Aims: The potential of a lysophosphatidylinositol species, LPI(18:0), as a biomarker of ischaemia was tested using a rat model of cardiac arrest (CA).
Methods: Male Sprague-Dawley rats were subjected to asphyxia-induced CA or CA followed by cardiopulmonary bypass (CPB) resuscitation. The brain, heart, kidney and liver tissues were harvested from rats after 0, 5, 10, 20, 30 and 60 min CA and 30 min CA followed by 60 min CPB resuscitation. Blood samples were collected from inferior vena cava and hepatic veins following 30 min CA. Phospholipids were extracted from the four tissues and blood and analysed by HPLC-MS.

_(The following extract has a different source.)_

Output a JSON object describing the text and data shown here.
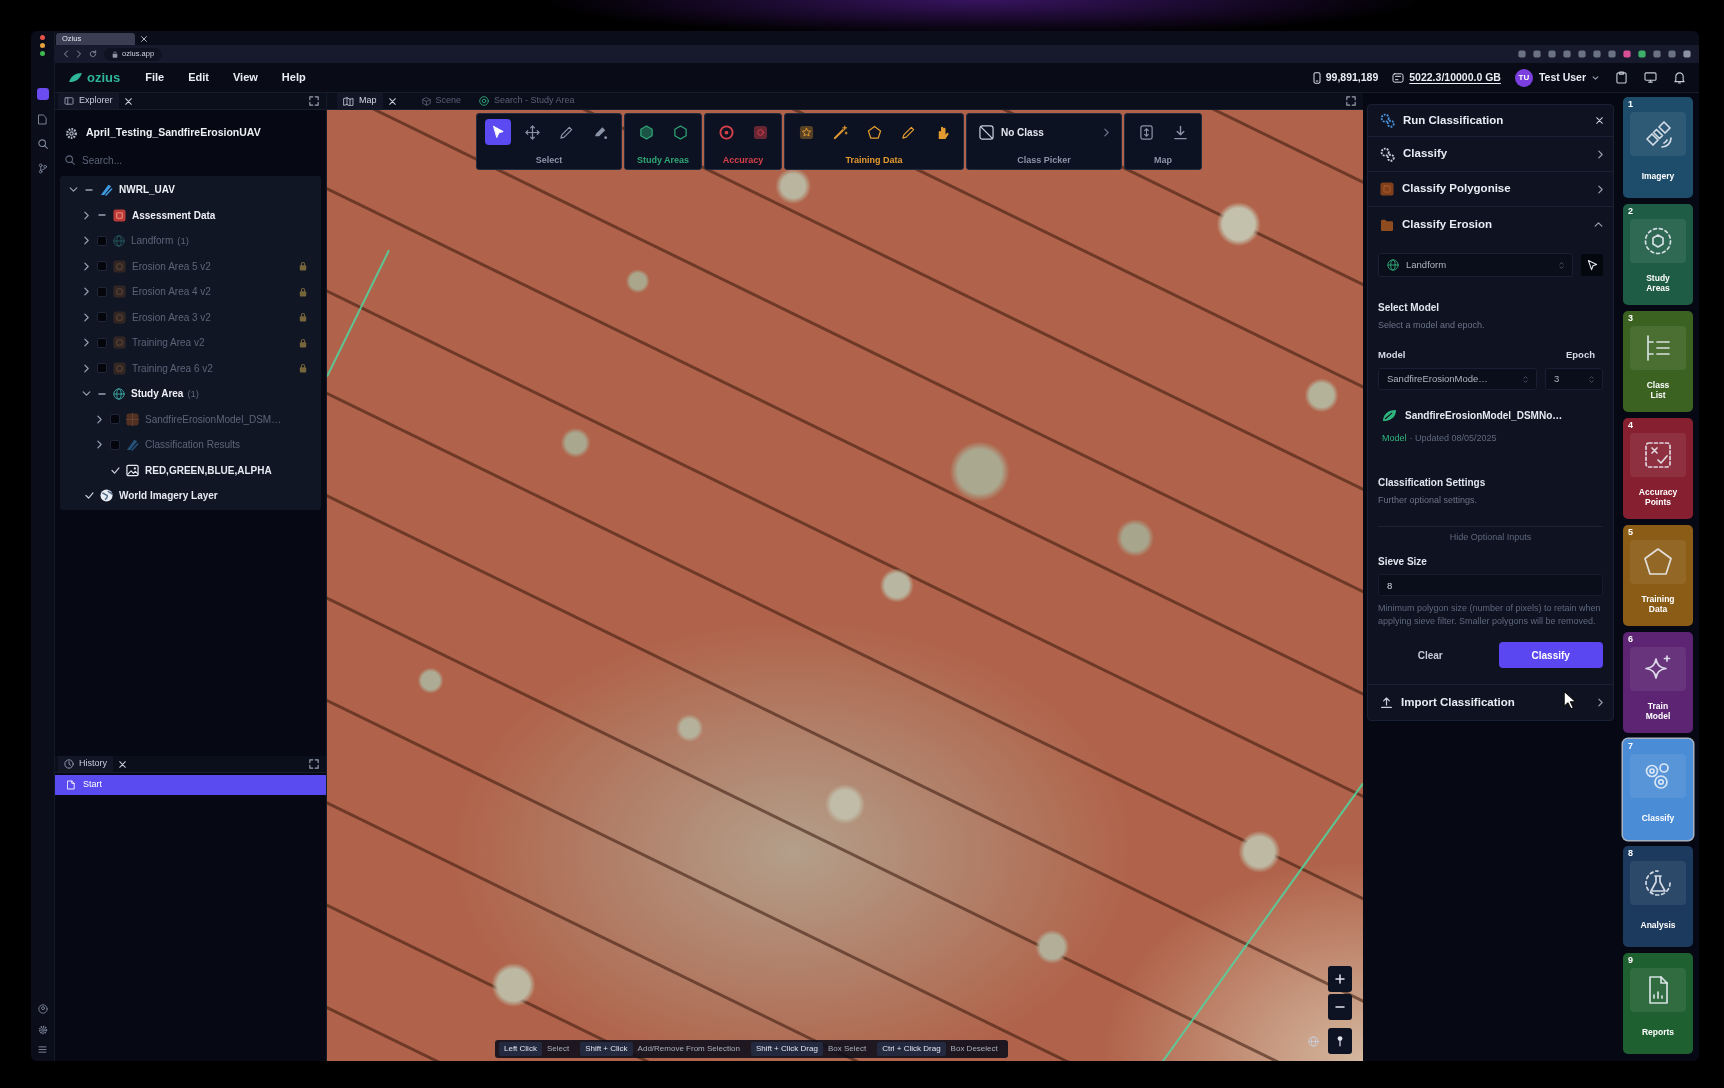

Results: The relative content of LPI(18:0) compared to a phosphatidylinositol species, PI(18:0,22:4), was significantly increased in the brain, heart, liver and kidney following 30 min CA and decreased following CPB resuscitation. In addition, the increase of the LPI(18:0)/PI(18:0,22:4) ratio in the four tissues was proportional to the duration of ischaemia for CA lasting up to 60 min. The ratio was also found to be increased in plasma from the hepatic vein following 30 min CA.
Conclusion: LPI(18:0) is a good indicator of CA downtime and has a potential to be used for early prognostication of outcome in CA.
Keywords: Biomarker; ischaemia; mass spectrometry; phospholipid; resuscitation.